D'après l’enquête réalisée par la FNTR en mai dernier, l’augmentation des coûts directs est de 2,5 % pour les entreprises de plus de 250 salariés, alors qu’elle atteint 8%, voire 11% pour les entreprises de moins de 20 salariés, plus sensibles à la désorganisation causée par le confinement
SURCOÛTS. Personnel de conduite à remplacer, plans de transport à revoir et retours à vide de camions : organiser le travail a été le principal enjeu des transporteurs pendant la crise sanitaire. Ils ont aussi enregistré des surcoûts directs liés à la protection des salariés (fourniture de gels, désinfectants, masques, aménagement des lieux de travail) et à l’exploitation (heures supplémentaires, travail du dimanche). Or, en raison de la surcapacité de transport existante, ces surcoûts n’ont pas été refacturés aux clients, hormis à très faible niveau et ponctuellement sur les produits alimentaires.
Les enquêtes de la FNTR montrent que les difficultés mentionnées par les directions pendant le confinement se sont estompées avec la reprise de l’activité chez les clients. En revanche, les difficultés de chargement et de livraison persistent, et la dégradation significative des conditions de travail des conducteurs fait son apparition dans l’enquête de juin. Une telle organisation du travail en mode dégradé pèse sur la productivité des entre- prises et maintient des coûts directs élevés. Si cela devait durer, les conséquences pour les entreprises les plus fragiles du secteur pourraient se faire sentir dès l’automne.

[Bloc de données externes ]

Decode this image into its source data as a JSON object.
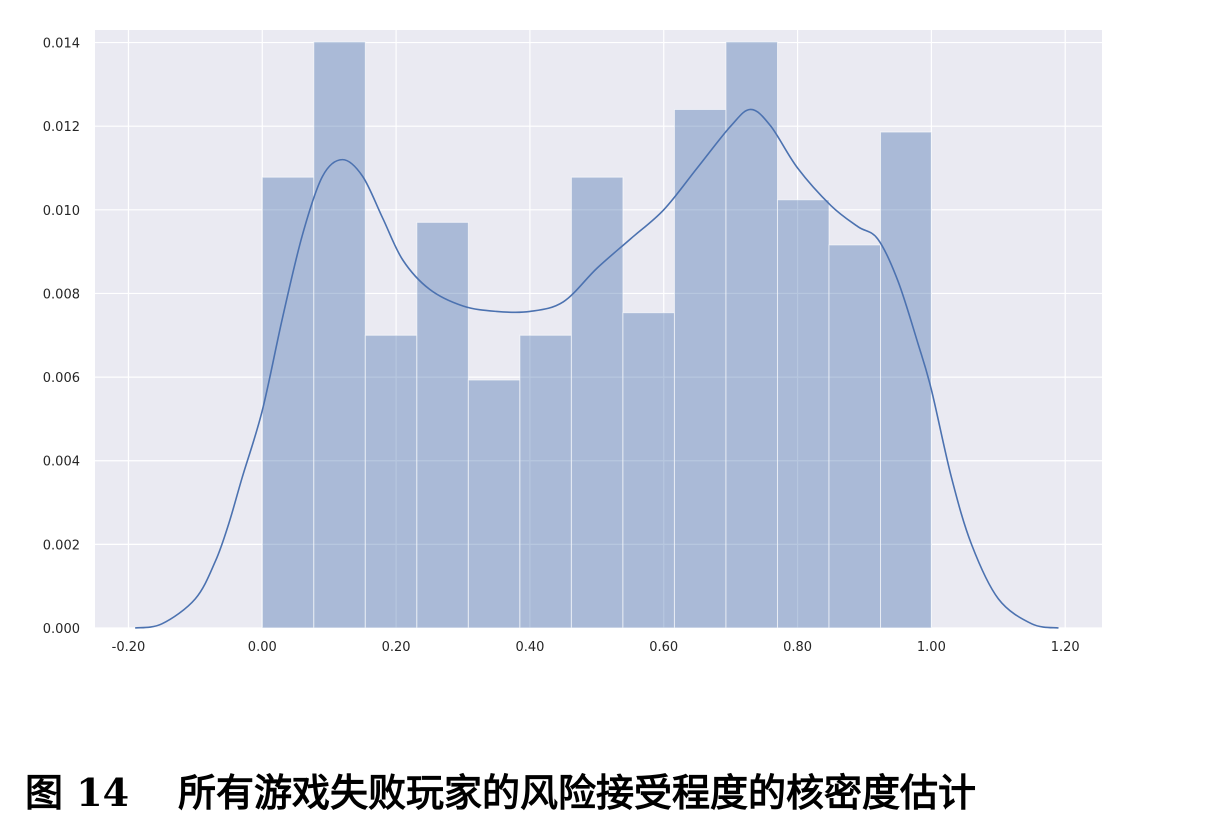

PROFITABILITÉ EN BAISSE. Deux autres facteurs cités par les enquêtes de la FNTR s’avèrent lourds de conséquence pour la profitabilité des entreprises : la progression de la part des kilomètres à vide et la pression des clients sur les prix. Si la hausse des kilomètres à vide était importante dans l’enquête de mai (+21%), elle diminue nettement en juin (+10%), avec la reprise d’activité. À voir si cette atténuation se poursuit après l’été. En revanche, la part des entreprises rencontrant des pressions sur les prix en raison d’un marché en surcapacité est en progression significative entre mai (28%) et juin (33%). Va-t-on vers une concentration plus marquée du secteur ? En d’autres termes, les petites et moyennes entreprises vont-elles perdurer dans le temps ?
SALARIÉS FRAGILISÉS ? Alors que seuls 15% des salariés ont été en activité partielle en mai et 4% en juin, un tiers des directions interrogées sur leur estimation des conséquences de la crise sanitaire sur l’emploi envisagent des réductions d’effectif (enquête FNTR de juin). Parallèlement, 10% des directions identifient des difficultés de recrutement pour le secteur dont les conditions de travail et les salaires sont peu attractifs.
Dans ces conditions, des accords de performance collective (APC) sont-ils à prévoir dans le secteur du transport routier de marchandises ? L’opposition entre les réductions d’effectifs envisagées pour améliorer les performances et les difficultés actuelles de recrutement pourrait être favorable à de telles négociations. Face aux tensions sur les coûts directs liées à la crise sanitaire, à la pression des clients sur les prix et à une activité qui repart à la hausse, les directions des grandes et moyennes entreprises du secteur pourraient saisir les opportunités offertes par ces accords (aménagements de la durée de travail et de la rémunération) pour maintenir les marges et redresser leur profitabilité en évitant de recourir aux licenciements.